After some exploration, I ask my clients to challenge their ANTs. This is the hardest part of the CBT process. It requires pulling the weed that’s been growing for a lifetime. However, if a client tells me how awkward they are about stumbling over some words with their professor, I might ask them to think of a time where someone stumbled over words with them. And did they judge them for that? Did they think, “this person is sooo awkward, wow?” Or did they have empathy and grace? Most of us are our own worst critics. However, we can logically and reasonably challenge the ANT and from there can determine that most of these “stinkin’ thinkin’s” are irrational. If we determine that the thought is rational, we ask ourselves who we want to be in the face of that situation or fear.
Using Cognitive Behavioral Therapy to Reframe our ANTs
Moving forward in the CBT process, we begin to reframe our ANT to something more fair and reasonable. For our example, that may be “We all stumble over our words sometimes,” or; “So what, I’m allowed to make social mistakes from time to time.” It’s important to be aware that this is a skill that needs to be developed and honed. It is not something you get right the first time, or even the eight time. Practice patience and trust the process. So here’s the formula in its entirety:
Situation:
I stumbled over some words when talking to my literature professor after class.
Intensity:
8/10 (this is a good way to measure how much it might be impacting life)
ANT:
I’m so awkward. No one must like me.
Challenge to the ANT:
I don’t feel negative towards anyone who has stuttered or stumbled over words. Nor do I wonder how anxious or awkward they feel in that moment. I’m mostly focused on myself and the content of what they are saying.

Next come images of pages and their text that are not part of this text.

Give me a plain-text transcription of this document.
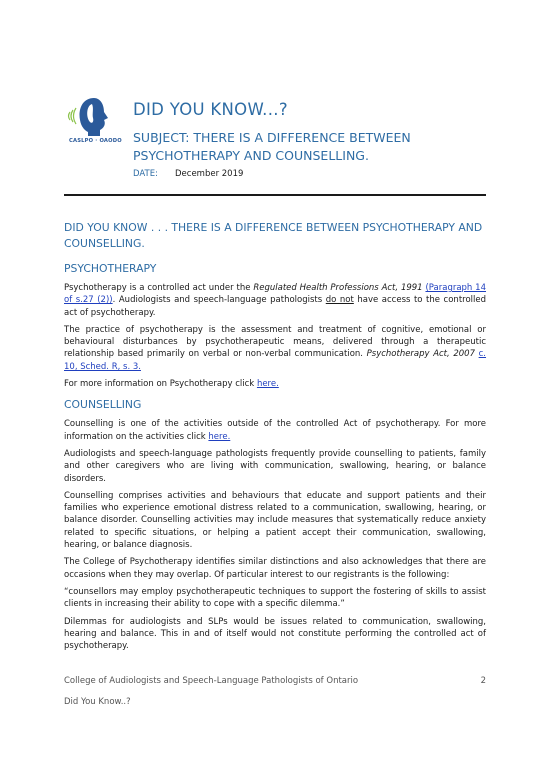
CASLPO · OAODO
DID YOU KNOW...?
SUBJECT: THERE IS A DIFFERENCE BETWEEN PSYCHOTHERAPY AND COUNSELLING.
DATE: December 2019
DID YOU KNOW . . . THERE IS A DIFFERENCE BETWEEN PSYCHOTHERAPY AND COUNSELLING.
PSYCHOTHERAPY

Psychotherapy is a controlled act under the Regulated Health Professions Act, 1991 (Paragraph 14 of s.27 (2)). Audiologists and speech-language pathologists do not have access to the controlled act of psychotherapy.

The practice of psychotherapy is the assessment and treatment of cognitive, emotional or behavioural disturbances by psychotherapeutic means, delivered through a therapeutic relationship based primarily on verbal or non-verbal communication. Psychotherapy Act, 2007 c. 10, Sched. R, s. 3.

For more information on Psychotherapy click here.

COUNSELLING

Counselling is one of the activities outside of the controlled Act of psychotherapy. For more information on the activities click here.

Audiologists and speech-language pathologists frequently provide counselling to patients, family and other caregivers who are living with communication, swallowing, hearing, or balance disorders.

Counselling comprises activities and behaviours that educate and support patients and their families who experience emotional distress related to a communication, swallowing, hearing, or balance disorder. Counselling activities may include measures that systematically reduce anxiety related to specific situations, or helping a patient accept their communication, swallowing, hearing, or balance diagnosis.

The College of Psychotherapy identifies similar distinctions and also acknowledges that there are occasions when they may overlap. Of particular interest to our registrants is the following:

“counsellors may employ psychotherapeutic techniques to support the fostering of skills to assist clients in increasing their ability to cope with a specific dilemma.”

Dilemmas for audiologists and SLPs would be issues related to communication, swallowing, hearing and balance. This in and of itself would not constitute performing the controlled act of psychotherapy.

College of Audiologists and Speech-Language Pathologists of Ontario	2
Did You Know..?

Is my ANT Rational or Irrational:
Irrational
Reframing the ANT:
- We all stumble over our words sometimes
- So what, I’m allowed to make social mistakes from time to time
- Every social interaction is a great opportunity for me to practice my oration
Cognitive Behavioral Therapy as a Disruptor
Think of CBT as trying to disrupt a negative cycle right where the cycle begins: with our thinking. I also believe that IFS can be a great compliment to CBT in that when we are replacing that automatic negative thought, we can have a compassionate, respectful and loving conversation with a part of ourselves that’s hurting and begin to repair our inner-relationship. Again, an integrative approach where multiple methods are being used will be the norm for most therapists out there.
Getting Started…
So, where do you start and how do you put this in practice? Well, I would start by acknowledging that you do carry some negative opinions about yourself that have become a personal fact. I’d start writing down those automatic negative thoughts down in your phone and build a list of the negative messages that you consistently send to yourself. Once you feel like you have a good handle, start that exploration process and those “where” and “why” questions to boost your self-understanding. And then the hard part, use your logic and reason to challenge and debunk these negative thoughts and myths. Practice it over and over and over again until it becomes second nature.
So, now when you hear the term “Cognitive Behavioral Therapy”, you know a little something about it!